The roof of the Smokies owes its character to time. Erosion is a great equalizer, one that can humble and beat down a landscape. Before wind, rain, ice and snow seriously began gnawing away at the Appalachian Mountains, the range possibly towered to more than 27,000 feet and claimed peaks that could honestly be viewed as such. Once upon a time this was a lofty, cloud-shredding range, one that today would make the Rocky Mountains blush with envy.
It was an incredible collision that pushed the Smokies skyward above the Eastern Seaboard roughly 300 million years ago during the Paleozoic Age. Responsible for the uplifting were Europe, Africa and South America, which collided with North America in a tectonic plate shift that created the super continent known as Pangea. That continental collision produced not just the Smokies, but the entire Appalachian Range that runs north through the Blue Ridge Parkway, Shenandoah National Park, and on up to Acadia National Park in Maine. This collision pushed some of the oldest metamorphic rocks of North America – the so-called Precambrian basement -- up over a much younger sedimentary and volcanic layer later laid down.
At the height of mountain building the Appalachians boasted sharp, alp-like angular crags and rocky slopes upon which vegetation struggled to take root in. But as the muscular range began to lose its physique and develop a paunch -- not unlike most others in mid-life -- the evolving vegetation gained a decided and tenacious edge. Peaks were sawn down, rounded, covered with shrubs, bushes, trees and brambles.

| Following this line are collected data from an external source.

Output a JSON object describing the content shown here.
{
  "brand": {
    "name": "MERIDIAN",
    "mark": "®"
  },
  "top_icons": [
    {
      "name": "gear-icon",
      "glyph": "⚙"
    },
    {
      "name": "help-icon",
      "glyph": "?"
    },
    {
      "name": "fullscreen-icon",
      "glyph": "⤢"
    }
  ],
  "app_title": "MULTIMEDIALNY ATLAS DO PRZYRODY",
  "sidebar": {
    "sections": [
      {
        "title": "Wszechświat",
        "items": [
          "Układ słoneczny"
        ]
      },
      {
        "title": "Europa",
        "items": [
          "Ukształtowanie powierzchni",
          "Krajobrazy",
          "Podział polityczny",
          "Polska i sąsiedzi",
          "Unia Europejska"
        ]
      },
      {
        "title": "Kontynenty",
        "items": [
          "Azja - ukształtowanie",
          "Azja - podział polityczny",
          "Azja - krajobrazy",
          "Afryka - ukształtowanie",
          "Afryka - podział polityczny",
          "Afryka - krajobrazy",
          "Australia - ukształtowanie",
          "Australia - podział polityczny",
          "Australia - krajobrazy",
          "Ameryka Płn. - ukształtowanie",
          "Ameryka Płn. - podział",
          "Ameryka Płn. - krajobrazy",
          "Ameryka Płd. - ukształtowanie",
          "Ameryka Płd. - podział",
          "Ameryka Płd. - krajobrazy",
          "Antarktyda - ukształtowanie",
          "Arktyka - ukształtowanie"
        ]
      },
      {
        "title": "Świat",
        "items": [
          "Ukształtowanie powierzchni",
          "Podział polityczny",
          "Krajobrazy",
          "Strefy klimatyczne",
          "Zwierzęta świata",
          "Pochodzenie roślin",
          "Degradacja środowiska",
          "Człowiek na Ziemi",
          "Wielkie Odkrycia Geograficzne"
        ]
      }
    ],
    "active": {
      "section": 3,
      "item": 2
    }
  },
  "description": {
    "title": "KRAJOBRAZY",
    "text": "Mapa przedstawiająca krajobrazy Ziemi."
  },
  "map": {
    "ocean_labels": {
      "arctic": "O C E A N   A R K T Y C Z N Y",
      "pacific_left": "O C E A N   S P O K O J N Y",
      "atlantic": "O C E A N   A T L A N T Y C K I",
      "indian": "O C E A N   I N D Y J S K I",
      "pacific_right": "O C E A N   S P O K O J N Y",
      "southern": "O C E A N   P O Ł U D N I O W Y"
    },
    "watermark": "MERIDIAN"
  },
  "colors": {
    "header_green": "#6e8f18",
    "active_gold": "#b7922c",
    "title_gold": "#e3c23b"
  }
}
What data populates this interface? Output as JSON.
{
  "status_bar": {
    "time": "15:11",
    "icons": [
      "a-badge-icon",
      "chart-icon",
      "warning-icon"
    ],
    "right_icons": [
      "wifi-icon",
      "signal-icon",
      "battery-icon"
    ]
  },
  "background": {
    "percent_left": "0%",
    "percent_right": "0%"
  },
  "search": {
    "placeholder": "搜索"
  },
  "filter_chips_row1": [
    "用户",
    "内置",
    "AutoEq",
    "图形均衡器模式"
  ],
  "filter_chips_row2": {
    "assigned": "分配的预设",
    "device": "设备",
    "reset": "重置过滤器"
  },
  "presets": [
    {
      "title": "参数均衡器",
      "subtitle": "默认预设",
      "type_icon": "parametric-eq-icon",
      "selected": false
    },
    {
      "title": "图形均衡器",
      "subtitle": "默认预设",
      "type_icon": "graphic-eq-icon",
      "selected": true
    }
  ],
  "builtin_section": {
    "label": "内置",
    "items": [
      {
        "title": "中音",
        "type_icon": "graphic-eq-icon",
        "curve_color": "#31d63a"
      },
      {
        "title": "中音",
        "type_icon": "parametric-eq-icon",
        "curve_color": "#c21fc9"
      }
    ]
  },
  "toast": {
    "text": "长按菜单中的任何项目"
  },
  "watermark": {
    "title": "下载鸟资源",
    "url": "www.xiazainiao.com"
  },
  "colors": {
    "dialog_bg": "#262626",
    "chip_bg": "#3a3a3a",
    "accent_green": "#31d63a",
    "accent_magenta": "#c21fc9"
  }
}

Drainages that creased their flanks quickly became fertile corridors as leaves fell to the ground and went on to rot in the moist setting. As they quickly decomposed, the organic matter provided the key ingredient for the rich, loamy soil that today not just supports but nourishes the ecosystem and its forests and their 100 native tree species and more than that number when you get around to counting shrubs. As continued erosion removed the geologic overburden, the underlying rocks were cracked open, many of their vertical joints still showing today.